A fascinating look at the rich but under-appreciated Eastern
sources behind the Narnia book C. S. Lewis was no great traveller
but he was a prodigious bibliophile who absorbed the world's
traditions of myth, religion, and cosmology. The Chronicles of
Narnia are steeped in allusions to the Bible, Greek mythology, and
medieval literature, all of which has been amply discussed by
critics. But, until now, what has been overlooked are Lewis'
significant borrowings from Eastern influences: Arabian Nights and
the Persian poets, great travellers from Herodotus and Marco Polo
to T. E. Lawrence and Robert Byron, and the famous fictional
adventurers Baron Munchausen, Gulliver, and Sindbad. In East of the
Wardrobe, Warwick Ball explores hitherto unrecognised and
unexpected Eastern aspects in and influences on C. S. Lewis' Narnia
books. These include storylines, themes, imagery, religious
elements, and even the cities and landscapes of the East, as well
as the 'Persian' style adopted by the illustrator of Narnia,
Pauline Baynes. Themes borrowed from the great epics can also be
found, from The Odyssey and Aeneid to the Kalevala and The Knight
in the Panther's Skin.

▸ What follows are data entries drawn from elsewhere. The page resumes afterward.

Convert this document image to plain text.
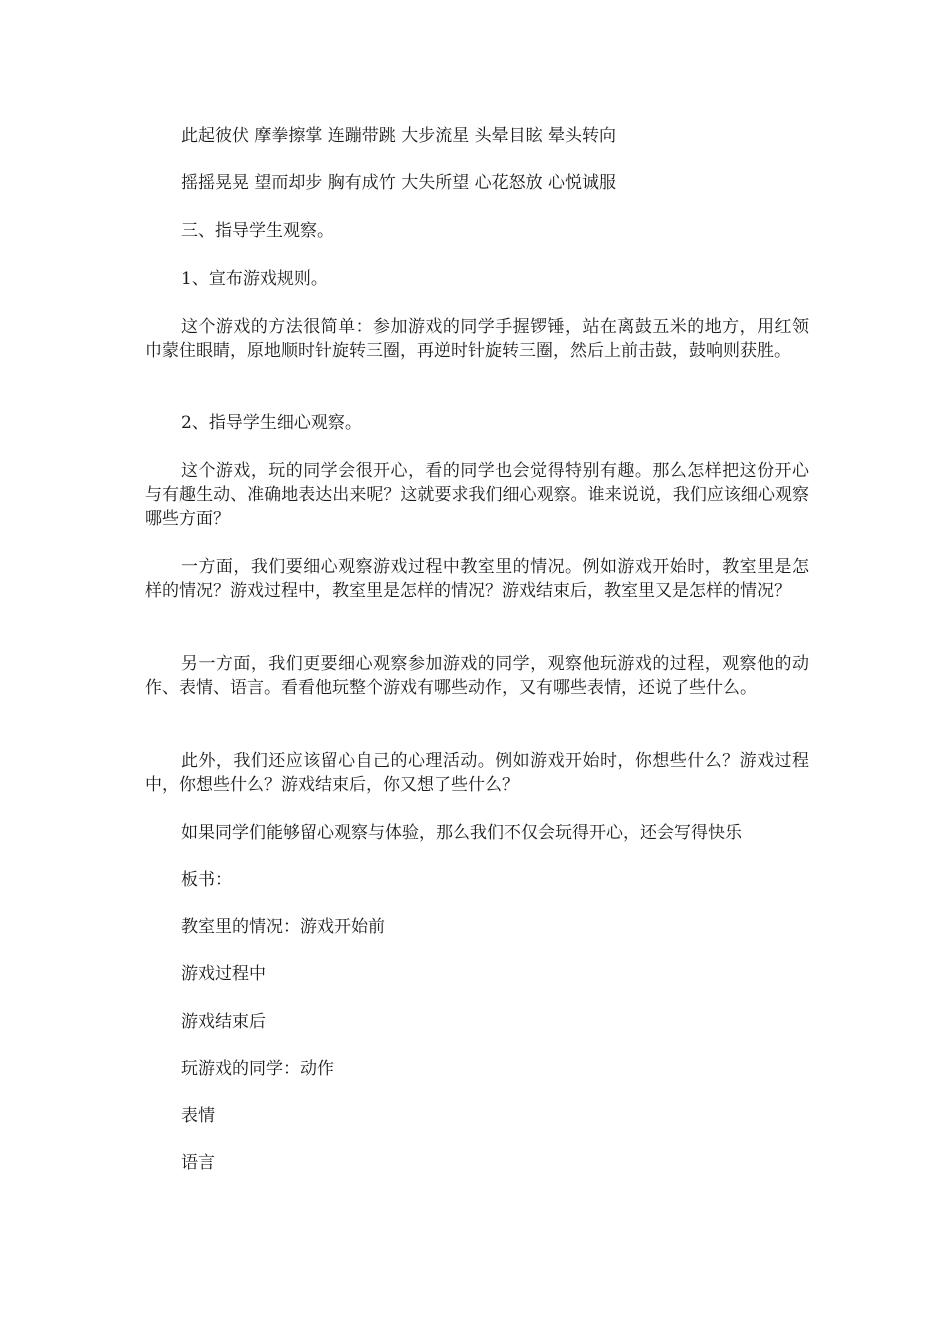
此起彼伏 摩拳擦掌 连蹦带跳 大步流星 头晕目眩 晕头转向
摇摇晃晃 望而却步 胸有成竹 大失所望 心花怒放 心悦诚服
三、指导学生观察。
1、宣布游戏规则。
这个游戏的方法很简单：参加游戏的同学手握锣锤，站在离鼓五米的地方，用红领巾蒙住眼睛，原地顺时针旋转三圈，再逆时针旋转三圈，然后上前击鼓，鼓响则获胜。
2、指导学生细心观察。
这个游戏，玩的同学会很开心，看的同学也会觉得特别有趣。那么怎样把这份开心与有趣生动、准确地表达出来呢？这就要求我们细心观察。谁来说说，我们应该细心观察哪些方面？
一方面，我们要细心观察游戏过程中教室里的情况。例如游戏开始时，教室里是怎样的情况？游戏过程中，教室里是怎样的情况？游戏结束后，教室里又是怎样的情况？
另一方面，我们更要细心观察参加游戏的同学，观察他玩游戏的过程，观察他的动作、表情、语言。看看他玩整个游戏有哪些动作，又有哪些表情，还说了些什么。
此外，我们还应该留心自己的心理活动。例如游戏开始时，你想些什么？游戏过程中，你想些什么？游戏结束后，你又想了些什么？
如果同学们能够留心观察与体验，那么我们不仅会玩得开心，还会写得快乐
板书：
教室里的情况：游戏开始前
游戏过程中
游戏结束后
玩游戏的同学：动作
表情
语言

Delve deeper and Christianity is there along
with paganism, but so too are Zoroastrian, Manichaean, and even
Islamic and Sufi messages. Ultimately, these influences act as a
reflection of the complex intellectual world that Lewis inhabited,
of both his own unique philosophy and the wider social and
intellectual climate of Oxford in the first half of the twentieth
century. All readers of Lewis will find in East of the Wardrobe
surprising new paths into the world of Narnia.